When a mother’s eldest child starts puberty, the mother can often find it difficult to cope. It’s basically a certainty that the child will become more argumentative and express themselves in frustrating ways. But one mother gave another some amazing advice that’s certain to make parental duties much easier for all parents.
The mom of an 11-year-old boy was worried about the changes that he was going through. So she went online and asked a community of mothers.
In particular, she wrote: “How do I tell my wonderful 11 year old son, (in a way that won’t tear him down), that the way he has started talking to me (disrespectfully) makes me not want to be around him (I’ve already told him the bad attitude is unacceptable)?
This thought must cross all mothers’ minds when their eldest experiences the first few stages of puberty.
It sure is a tough situation and one which we all went through as a child. But when you’re the parent, you start to realize just how hellish children are at that point.
It can seem completely impossible to deal with kids when they start to become teenagers, but there is a way.
One other mother, who had successfully navigated her children’s teenage years, gave this mother some truly excellent advice.
Her response began with two words that perfectly summed up the situation: “Ah, puberty.”

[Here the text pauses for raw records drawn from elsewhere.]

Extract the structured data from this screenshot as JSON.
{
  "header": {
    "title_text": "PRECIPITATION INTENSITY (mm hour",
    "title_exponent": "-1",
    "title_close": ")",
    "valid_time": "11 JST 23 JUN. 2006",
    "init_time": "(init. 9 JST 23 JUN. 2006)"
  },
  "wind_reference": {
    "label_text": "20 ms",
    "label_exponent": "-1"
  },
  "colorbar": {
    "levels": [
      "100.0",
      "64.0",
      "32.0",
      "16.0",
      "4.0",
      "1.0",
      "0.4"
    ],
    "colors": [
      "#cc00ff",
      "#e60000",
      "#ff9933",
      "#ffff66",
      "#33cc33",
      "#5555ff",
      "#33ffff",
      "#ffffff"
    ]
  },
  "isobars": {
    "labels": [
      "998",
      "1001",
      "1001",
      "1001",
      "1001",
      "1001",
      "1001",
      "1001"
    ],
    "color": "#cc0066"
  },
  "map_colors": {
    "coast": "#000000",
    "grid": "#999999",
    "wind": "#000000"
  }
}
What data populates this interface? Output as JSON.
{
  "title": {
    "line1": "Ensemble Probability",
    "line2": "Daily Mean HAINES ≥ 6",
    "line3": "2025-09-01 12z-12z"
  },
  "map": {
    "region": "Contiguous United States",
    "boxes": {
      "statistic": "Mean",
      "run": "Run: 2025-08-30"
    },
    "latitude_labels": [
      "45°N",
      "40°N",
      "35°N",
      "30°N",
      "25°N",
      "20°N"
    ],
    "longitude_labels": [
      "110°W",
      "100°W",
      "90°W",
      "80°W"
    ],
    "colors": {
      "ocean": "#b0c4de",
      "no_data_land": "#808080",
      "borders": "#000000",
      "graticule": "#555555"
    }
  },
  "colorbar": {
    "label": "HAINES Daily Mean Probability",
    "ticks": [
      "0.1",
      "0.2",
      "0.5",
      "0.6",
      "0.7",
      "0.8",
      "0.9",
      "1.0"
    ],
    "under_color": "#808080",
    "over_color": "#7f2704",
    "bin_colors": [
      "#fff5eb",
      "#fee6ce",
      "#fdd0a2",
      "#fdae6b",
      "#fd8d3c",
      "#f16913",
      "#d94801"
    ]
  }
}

And then she got into the problem: “It changes our sweet, wonderful little boys into sweet, eye-rolling, angsty, accidentally disrespectful, but still wonderful young proto-men.”
The advice giving mom then recommended giving the child a specific conversation that she had given to her own son.
First of all, she said that the setting had to be specific. It needed to be while she was driving the boy somewhere. Therefore, the boy couldn’t just walk away and they wouldn’t be forced to maintain eye contact.
Then the advice giver said that the mom should try to say this in her own words:
“I’ve spent all this time talking to you about the way puberty changes your body and what to expect as you go through the changes. But I completely forgot to talk to you about what’s going on in your brain right now. Puberty is the time when your brain grows and changes more than at any other time in your life. So I really let you down by not preparing you for that. I’m so sorry.”
She then said that the mother had to explain to the child why his brain was changing.
The advice giver said to say that up until now, his brain has been for a child. That brain didn’t know how he was going to develop, which bits he would need later in life. But now it has the basic things it needs to start reshaping into an adult brain.
The advice giver then said to explain that the reshaping into an adult brain was hard. That’s why the son was getting tired more easily. And all that tiredness was making him crankier and more impatient.
The mother needed to empathize with the child and tell him that she realized that because of what was happening, he must be frustrated.
The advice giver then explained that when she had got this far into the conversation, her son started crying.
Then the advice giving mom went on and said that the first part of the brain to reshape into adult form was the amygdala. That’s the part of the brain that controls fight and flight instincts. Obviously, that means that emotions are going to be out of control, especially anger. So the kid needed to work extra hard to control those extreme anger emotions.
Then the advice giving mother concluded the talk about the brain.
She said that the last bit to get rewritten was the frontal cortex. That’s the bit that lets people make good decisions and understand the consequences of their actions. So right now, the child had all the anger emotions but not the part to regulate them.
Then the advice giving mother started wrapping up the discussion by saying that because those changes were happening to the child’s brain, he had a responsibility to recognize it and change his actions. And if he made a mistake because of his brain’s reshaping, he still had the ability to realize it and apologize for it afterward.
And the advice giving mom finished by asking her son a favor.
“Can you just keep telling me what’s going on in your head? The more we talk, the easier it will be for both of us to get through this puberty thing unscathed. Yeah?
The son agreed to do this.
Every parent should have this talk with their kids when their brains start to change and they become more aggressive. It could make their teenage years so much easier for everyone.